Which takes me onto my last point. Number 5. An extension of engaging, or ‘building an author platform’. Put time and effort into your blog and your website. You can build a blog/website easily using WordPress. That’s what this is – a WordPress blog. A distinction I am starting to make and think about is the difference between the people who like to read this type of post that I write, and those who seek out my website simply as readers of my fiction. If my readers only see articles about formatting for Kindle, or the rise of eBooks versus print books, or the Amazon lawsuit, then they might instantly be turned off. ‘Mr McGowan, author, we have come here to find out about your work. What is in the pipeline? Tell me about your characters. Give me more, more, more because I’m your fan. I’m your Constant Reader, so give me something juicy to read’. OK, so I have a fairly decent blog and site, but I’m starting to think about making a distinction between the articles and advice and motivational pieces I provide for writers, and having a dedicated place for my readers to visit. So I might even have a second website, just for my readers. I’m thinking about having a newsletter that will come out maybe once a month, maybe once a quarter. Those things are in the pipeline. So don’t despair readers. I’m also looking to develop my site so it is geared towards connecting with you – because I love you all and want to hear from you. I always promise to reply individually to your emails or comments, and if you tweet me @dmcgowanauthor I promise to reply and RT you if you would like me to!

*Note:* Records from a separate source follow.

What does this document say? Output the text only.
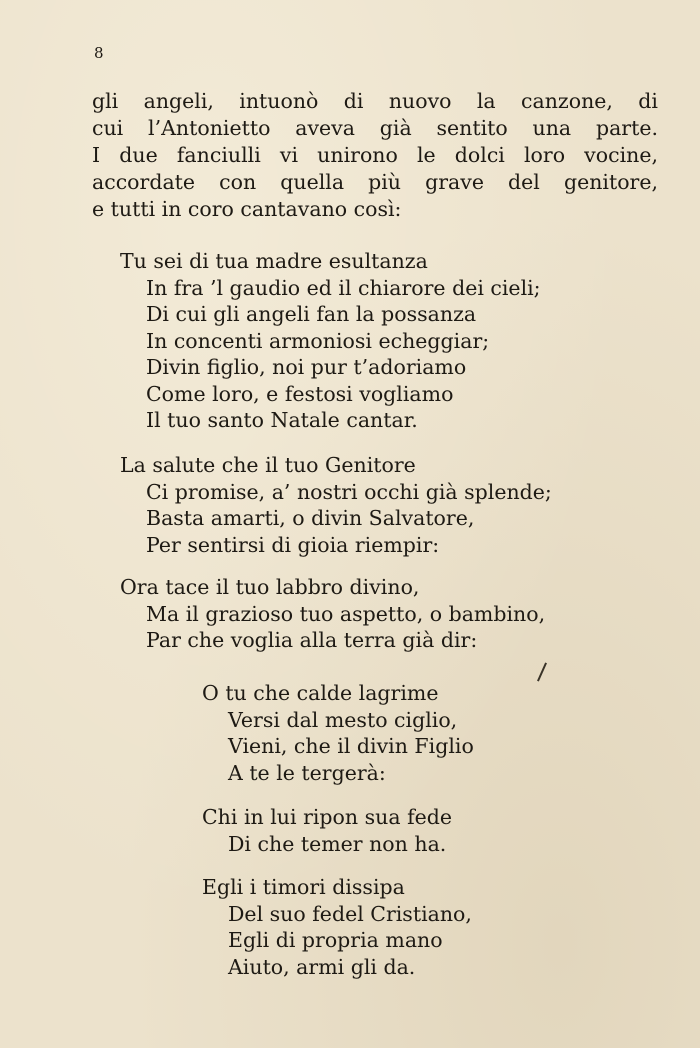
8
gli angeli, intuonò di nuovo la canzone, di
cui l’Antonietto aveva già sentito una parte.
I due fanciulli vi unirono le dolci loro vocine,
accordate con quella più grave del genitore,
e tutti in coro cantavano così:
Tu sei di tua madre esultanza
In fra ’l gaudio ed il chiarore dei cieli;
Di cui gli angeli fan la possanza
In concenti armoniosi echeggiar;
Divin figlio, noi pur t’adoriamo
Come loro, e festosi vogliamo
Il tuo santo Natale cantar.
La salute che il tuo Genitore
Ci promise, a’ nostri occhi già splende;
Basta amarti, o divin Salvatore,
Per sentirsi di gioia riempir:
Ora tace il tuo labbro divino,
Ma il grazioso tuo aspetto, o bambino,
Par che voglia alla terra già dir:
O tu che calde lagrime
Versi dal mesto ciglio,
Vieni, che il divin Figlio
A te le tergerà:
Chi in lui ripon sua fede
Di che temer non ha.
Egli i timori dissipa
Del suo fedel Cristiano,
Egli di propria mano
Aiuto, armi gli da.
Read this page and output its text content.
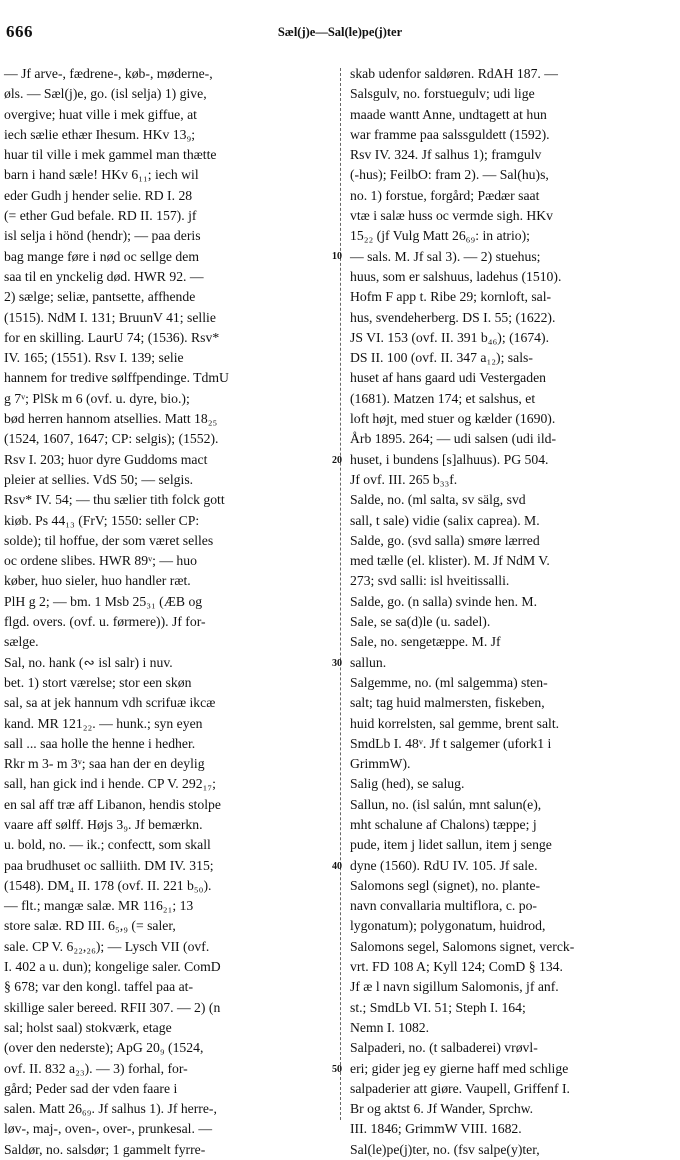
666	Sæl(j)e—Sal(le)pe(j)ter
— Jf arve-, fædrene-, køb-, møderne-,
øls. — Sæl(j)e, go. (isl selja) 1) give,
overgive; huat ville i mek giffue, at
iech sælie ethær Ihesum. HKv 13₉;
huar til ville i mek gammel man thætte
barn i hand sæle! HKv 6₁₁; iech wil
eder Gudh j hender selie. RD I. 28
(= ether Gud befale. RD II. 157). jf
isl selja i hönd (hendr); — paa deris
bag mange føre i nød oc sellge dem
saa til en ynckelig død. HWR 92. —
2) sælge; seliæ, pantsette, affhende
(1515). NdM I. 131; BruunV 41; sellie
for en skilling. LaurU 74; (1536). Rsv*
IV. 165; (1551). Rsv I. 139; selie
hannem for tredive sølffpendinge. TdmU
g 7ᵛ; PlSk m 6 (ovf. u. dyre, bio.);
bød herren hannom atsellies. Matt 18₂₅
(1524, 1607, 1647; CP: selgis); (1552).
Rsv I. 203; huor dyre Guddoms mact
pleier at sellies. VdS 50; — selgis.
Rsv* IV. 54; — thu sælier tith folck gott
kiøb. Ps 44₁₃ (FrV; 1550: seller CP:
solde); til hoffue, der som været selles
oc ordene slibes. HWR 89ᵛ; — huo
køber, huo sieler, huo handler ræt.
PlH g 2; — bm. 1 Msb 25₃₁ (ÆB og
flgd. overs. (ovf. u. førmere)). Jf for-
sælge.
Sal, no. hank (∾ isl salr) i nuv.
bet. 1) stort værelse; stor een skøn
sal, sa at jek hannum vdh scrifuæ ikcæ
kand. MR 121₂₂. — hunk.; syn eyen
sall ... saa holle the henne i hedher.
Rkr m 3- m 3ᵛ; saa han der en deylig
sall, han gick ind i hende. CP V. 292₁₇;
en sal aff træ aff Libanon, hendis stolpe
vaare aff sølff. Højs 3₉. Jf bemærkn.
u. bold, no. — ik.; confectt, som skall
paa brudhuset oc salliith. DM IV. 315;
(1548). DM₄ II. 178 (ovf. II. 221 b₅₀).
— flt.; mangæ salæ. MR 116₂₁; 13
store salæ. RD III. 6₅,₉ (= saler,
sale. CP V. 6₂₂,₂₆); — Lysch VII (ovf.
I. 402 a u. dun); kongelige saler. ComD
§ 678; var den kongl. taffel paa at-
skillige saler bereed. RFII 307. — 2) (n
sal; holst saal) stokværk, etage
(over den nederste); ApG 20₉ (1524,
ovf. II. 832 a₂₃). — 3) forhal, for-
gård; Peder sad der vden faare i
salen. Matt 26₆₉. Jf salhus 1). Jf herre-,
løv-, maj-, oven-, over-, prunkesal. —
Saldør, no. salsdør; 1 gammelt fyrre-
skab udenfor saldøren. RdAH 187. —
Salsgulv, no. forstuegulv; udi lige
maade wantt Anne, undtagett at hun
war framme paa salssguldett (1592).
Rsv IV. 324. Jf salhus 1); framgulv
(-hus); FeilbO: fram 2). — Sal(hu)s,
no. 1) forstue, forgård; Pædær saat
vtæ i salæ huss oc vermde sigh. HKv
15₂₂ (jf Vulg Matt 26₆₉: in atrio);
— sals. M. Jf sal 3). — 2) stuehus;
huus, som er salshuus, ladehus (1510).
Hofm F app t. Ribe 29; kornloft, sal-
hus, svendeherberg. DS I. 55; (1622).
JS VI. 153 (ovf. II. 391 b₄₆); (1674).
DS II. 100 (ovf. II. 347 a₁₂); sals-
huset af hans gaard udi Vestergaden
(1681). Matzen 174; et salshus, et
loft højt, med stuer og kælder (1690).
Årb 1895. 264; — udi salsen (udi ild-
huset, i bundens [s]alhuus). PG 504.
Jf ovf. III. 265 b₃₃f.
Salde, no. (ml salta, sv sälg, svd
sall, t sale) vidie (salix caprea). M.
Salde, go. (svd salla) smøre lærred
med tælle (el. klister). M. Jf NdM V.
273; svd salli: isl hveitissalli.
Salde, go. (n salla) svinde hen. M.
Sale, se sa(d)le (u. sadel).
Sale, no. sengetæppe. M. Jf
sallun.
Salgemme, no. (ml salgemma) sten-
salt; tag huid malmersten, fiskeben,
huid korrelsten, sal gemme, brent salt.
SmdLb I. 48ᵛ. Jf t salgemer (ufork1 i
GrimmW).
Salig (hed), se salug.
Sallun, no. (isl salún, mnt salun(e),
mht schalune af Chalons) tæppe; j
pude, item j lidet sallun, item j senge
dyne (1560). RdU IV. 105. Jf sale.
Salomons segl (signet), no. plante-
navn convallaria multiflora, c. po-
lygonatum); polygonatum, huidrod,
Salomons segel, Salomons signet, verck-
vrt. FD 108 A; Kyll 124; ComD § 134.
Jf æ l navn sigillum Salomonis, jf anf.
st.; SmdLb VI. 51; Steph I. 164;
Nemn I. 1082.
Salpaderi, no. (t salbaderei) vrøvl-
eri; gider jeg ey gierne haff med schlige
salpaderier att giøre. Vaupell, Griffenf I.
Br og aktst 6. Jf Wander, Sprchw.
III. 1846; GrimmW VIII. 1682.
Sal(le)pe(j)ter, no. (fsv salpe(y)ter,
10
20
30
40
50
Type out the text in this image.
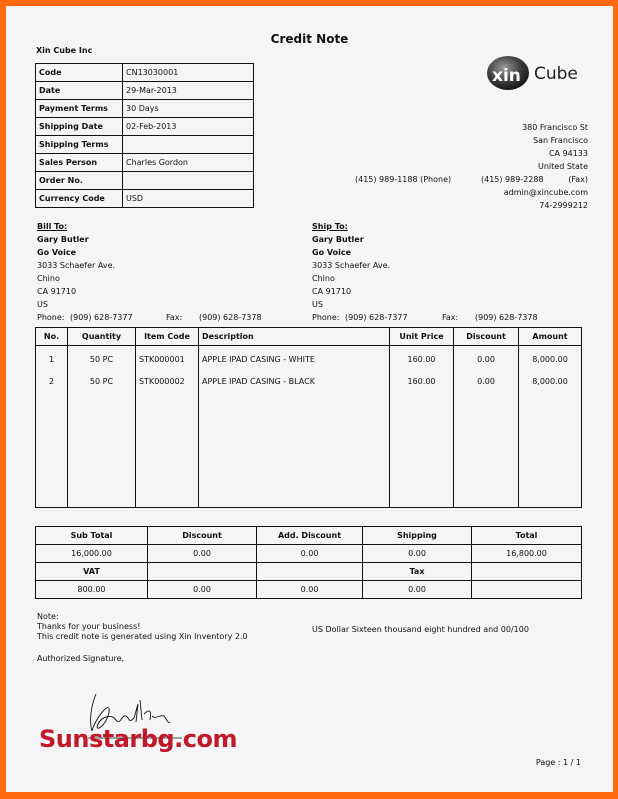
Credit Note
Xin Cube Inc
Code	CN13030001
Date	29-Mar-2013
Payment Terms	30 Days
Shipping Date	02-Feb-2013
Shipping Terms	
Sales Person	Charles Gordon
Order No.	
Currency Code	USD
xin Cube
380 Francisco St
San Francisco
CA 94133
United State
(415) 989-1188 (Phone)	(415) 989-2288	(Fax)
admin@xincube.com
74-2999212
Bill To:
Gary Butler
Go Voice
3033 Schaefer Ave.
Chino
CA 91710
US
Phone: (909) 628-7377	Fax: (909) 628-7378
Ship To:
Gary Butler
Go Voice
3033 Schaefer Ave.
Chino
CA 91710
US
Phone: (909) 628-7377	Fax: (909) 628-7378
No.	Quantity	Item Code	Description	Unit Price	Discount	Amount
1	50 PC	STK000001	APPLE IPAD CASING - WHITE	160.00	0.00	8,000.00
2	50 PC	STK000002	APPLE IPAD CASING - BLACK	160.00	0.00	8,000.00

Sub Total	Discount	Add. Discount	Shipping	Total
16,000.00	0.00	0.00	0.00	16,800.00
VAT			Tax	
800.00	0.00	0.00	0.00	
Note:
Thanks for your business!
This credit note is generated using Xin Inventory 2.0
US Dollar Sixteen thousand eight hundred and 00/100
Authorized Signature,
Sunstarbg.com
Page : 1 / 1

For the writers, there are the 5 areas for you to consider. Do like I said and click the cover of The Hunter Inside at the top right of this page, read the blurb. If you like it, read the sample. If you like that, buy the book. It’s cheap! Even better, if you like it review it and earn yourself a free book next time out. But remember the most important things. Get the product right, and work hard. Don’t ever take your foot off the gas when you start to see results. I get up between 5.30am and 6am now to get a few hours writing in before work, and it means that I’ve written 28,000 words of From the Sky – 14,000 of them in just over the past week alone! So, the way I’m going, you won’t have to wait long for it! Engage your audience, and build a rapport, no, a relationship with them. They will be with you for many years to come, and they may well be reading your work when you’re no longer even around to write it!
Thank you and good luck. We can all be bestsellers. We just gotta work really hard to get there!